Assumptions about Communication/Cool Hand Luke

Suzette Haden Elgin ocls at MADISONCOUNTY.NET
Sun Feb 25 22:33:03 UTC 2001


Gerald van Koeverden  writes:

"Suzette,

 You are partly correct.  There are always negative feelings associated with a
successful commercial, but there are also postive feelings.  It is the mix of
these two in how the viewer interprets them that determines whether the
commercial
is successful or not, in whether it induces positive (buying) or negative
(cynicism) responses.

For example, an advertisement on Caribean cruises might first focus on evoking
negative feelings, eg. a sense of jealousy on the part of the viewer.  The
viewer
is trapped between his feelings of vicariously enjoying the cruise and his
realization that he or she can't afford it or the time.  Then the ad by
advertising cheap rates for short cruises gives him or her a way of being
able to
do it, and overcome this chasm between fanatsy and reality.

Sales pitches for cruises and arguments by mothers to get their children to
brush
their teeth, work on the same principles."

**Partly correct or not, I'm not communicating. Let's try this again.

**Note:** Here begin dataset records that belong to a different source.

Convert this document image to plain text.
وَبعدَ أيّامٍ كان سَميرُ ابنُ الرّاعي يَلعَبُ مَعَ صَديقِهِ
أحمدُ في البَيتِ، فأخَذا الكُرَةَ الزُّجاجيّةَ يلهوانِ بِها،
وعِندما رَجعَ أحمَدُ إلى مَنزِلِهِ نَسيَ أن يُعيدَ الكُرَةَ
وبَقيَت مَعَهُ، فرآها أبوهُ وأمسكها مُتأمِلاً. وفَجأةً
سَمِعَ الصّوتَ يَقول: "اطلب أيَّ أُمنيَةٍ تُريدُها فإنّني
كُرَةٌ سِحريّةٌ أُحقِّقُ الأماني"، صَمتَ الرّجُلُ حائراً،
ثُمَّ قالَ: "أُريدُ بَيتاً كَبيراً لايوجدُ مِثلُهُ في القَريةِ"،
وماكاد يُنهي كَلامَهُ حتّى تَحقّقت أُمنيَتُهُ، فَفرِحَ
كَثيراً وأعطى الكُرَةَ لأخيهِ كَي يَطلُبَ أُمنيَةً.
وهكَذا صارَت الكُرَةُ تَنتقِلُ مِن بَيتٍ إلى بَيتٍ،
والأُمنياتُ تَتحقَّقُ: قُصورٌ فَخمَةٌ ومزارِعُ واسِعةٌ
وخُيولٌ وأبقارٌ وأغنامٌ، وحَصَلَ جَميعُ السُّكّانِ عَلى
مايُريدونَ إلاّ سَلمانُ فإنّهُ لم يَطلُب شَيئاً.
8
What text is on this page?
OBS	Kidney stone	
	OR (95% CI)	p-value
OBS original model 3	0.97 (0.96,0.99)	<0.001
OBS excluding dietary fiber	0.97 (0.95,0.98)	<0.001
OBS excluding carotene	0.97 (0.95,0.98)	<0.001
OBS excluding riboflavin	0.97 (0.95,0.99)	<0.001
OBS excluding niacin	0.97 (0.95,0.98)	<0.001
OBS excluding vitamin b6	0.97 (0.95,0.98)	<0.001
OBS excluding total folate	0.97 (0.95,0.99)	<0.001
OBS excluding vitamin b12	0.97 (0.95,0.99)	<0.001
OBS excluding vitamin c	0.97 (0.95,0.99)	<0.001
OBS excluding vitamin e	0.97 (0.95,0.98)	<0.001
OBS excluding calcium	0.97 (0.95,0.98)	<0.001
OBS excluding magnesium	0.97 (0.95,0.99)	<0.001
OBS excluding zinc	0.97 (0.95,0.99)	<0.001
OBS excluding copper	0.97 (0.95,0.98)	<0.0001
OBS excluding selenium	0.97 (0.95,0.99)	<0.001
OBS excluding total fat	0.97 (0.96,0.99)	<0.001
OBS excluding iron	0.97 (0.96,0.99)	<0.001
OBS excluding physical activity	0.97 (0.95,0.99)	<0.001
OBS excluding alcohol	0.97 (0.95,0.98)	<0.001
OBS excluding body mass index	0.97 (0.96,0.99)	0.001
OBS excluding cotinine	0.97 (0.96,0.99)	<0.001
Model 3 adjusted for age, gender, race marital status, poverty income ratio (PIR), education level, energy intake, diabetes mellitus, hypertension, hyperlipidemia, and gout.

I'm not talking about subtle negative feelings like a "sense of jealousy on
the part of the viewer." I mean that tasteless and tacky and even vulgar
laxative commercials, diarrhea remedy commercials, toilet paper
commercials, beer commercials, sexual "vigor" commercials [I'm trying hard
to be neither subtle nor obscure] -- commercials that people find
literally, overtly disgusting -- sell more product than elegant and
tasteful commercials that people love. You know that commercial where the
little girl stands trustingly as the rhinoceros charges at her across the
savannah? It's lovely; it's irresistible. And nobody can remember what
product or brand or company is associated with it.

This is different from the effect that a gross-out human being has on other
human beings in noncommercial language interactions, and is not recommended
as a way to get your kids to brush their teeth.